Relevance of more stringent discharge standards for acute malnutrition treatment: A pooled analysis of post-treatment relapse in 21 studies.

Guesdon B Rattigan SM Grellety E Bliznashka L Donnen P Bilukha O
The American journal of clinical nutrition 2026 Mar 11; . doi: 10.1016/j.ajcnut.2026.101264. Epub 2026 03 11
Anthropometry acute malnutrition case definition discharge relapse wasting

Abstract

BACKGROUND: The World Health Organization recently recommended that both Weight-for-Height Z-score (WHZ) and Mid-Upper-Arm-Circumference (MUAC) exceed Moderate Acute Malnutrition (MAM) thresholds before a child with Severe Acute Malnutrition (SAM) is safely discharged from treatment. However, this recommendation is based on very low certainty evidence.

OBJECTIVE: We aimed at estimating the risk of relapse to SAM in children with anthropometric profiles below MAM case definition thresholds upon discharge, compared to those with full recovery.
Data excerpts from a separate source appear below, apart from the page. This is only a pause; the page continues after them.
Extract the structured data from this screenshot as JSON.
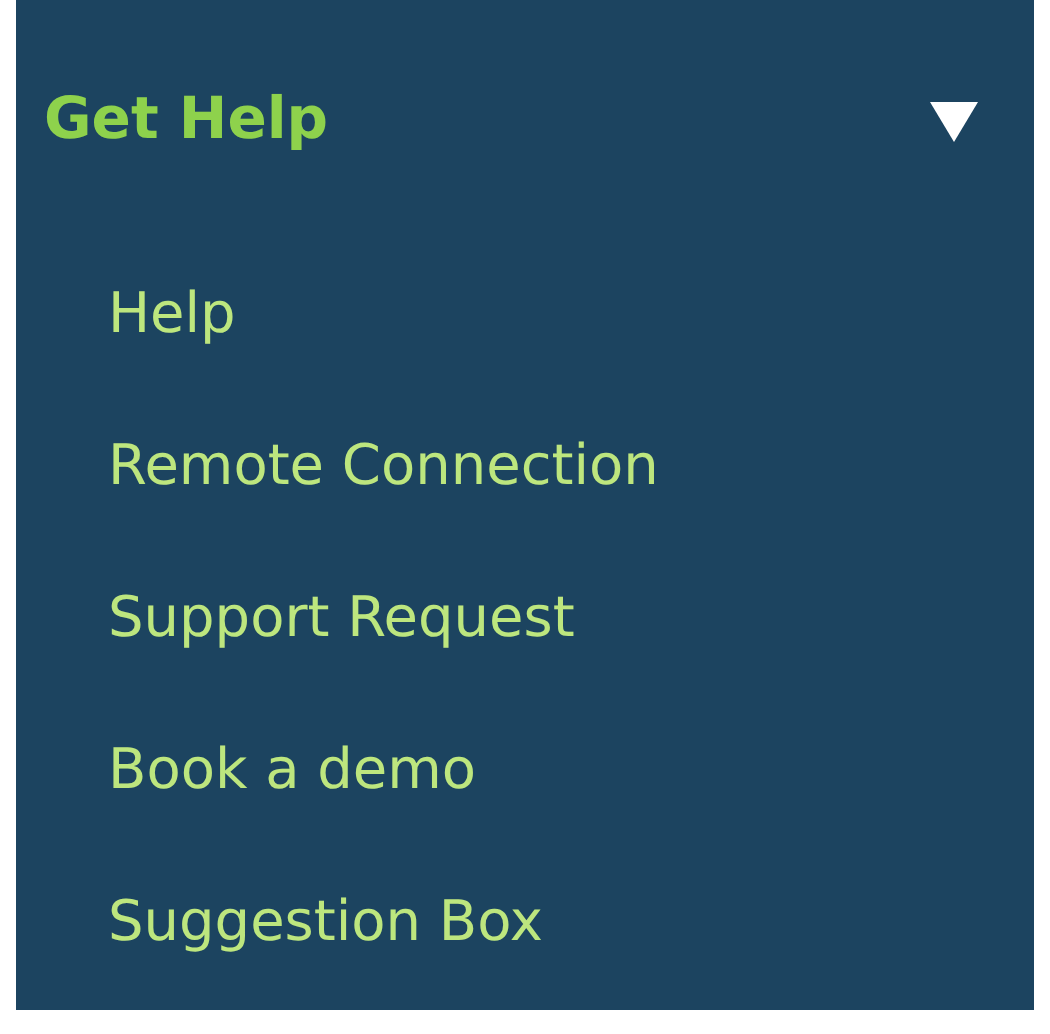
{
  "menu": {
    "title": "Get Help",
    "expanded": true,
    "items": [
      {
        "label": "Help"
      },
      {
        "label": "Remote Connection"
      },
      {
        "label": "Support Request"
      },
      {
        "label": "Book a demo"
      },
      {
        "label": "Suggestion Box"
      }
    ]
  }
}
METHODS: We performed a pooled analysis of studies that followed acutely malnourished children discharged as cured from treatment, until six months after discharge. Data from 21 studies conducted in 13 countries, including 15,394 children admitted to treatment with SAM or MAM, discharged as cured free of SAM, and with non-missing information for both MUAC and WHZ upon discharge, contributed to the analysis. Inverse-variance random effects Cox models were used.

RESULTS: Overall, 32.1% of the pooled cohort had MAM defined by WHZ -2 and/or MUAC 12.5cm at discharge from treatment. During follow-up, 1243 children (8.1%) relapsed to SAM. Relapse was 2-3 fold higher in children with MAM at discharge: 14.2% (13.2, 15.2) compared with 5.2% (4.8, 5.6) in those without MAM. Children with MAM by WHZ at discharge had twice higher cumulative incidence of relapse to SAM compared with children with MAM by MUAC at discharge: 19.2% (17.4, 21.0) compared with 9.4% (8.2, 10.6). Of note, a MUAC-only definition of SAM would have missed >60% of relapse cases.

CONCLUSIONS: Both MUAC and WHZ should reach levels above MAM cut-offs before children with SAM or MAM safely exit from nutritional treatment. Further studies with adequately defined outcomes should investigate optimal discharge criteria for maximizing effectiveness as well as sustainability and acceptability of medico-nutritional services.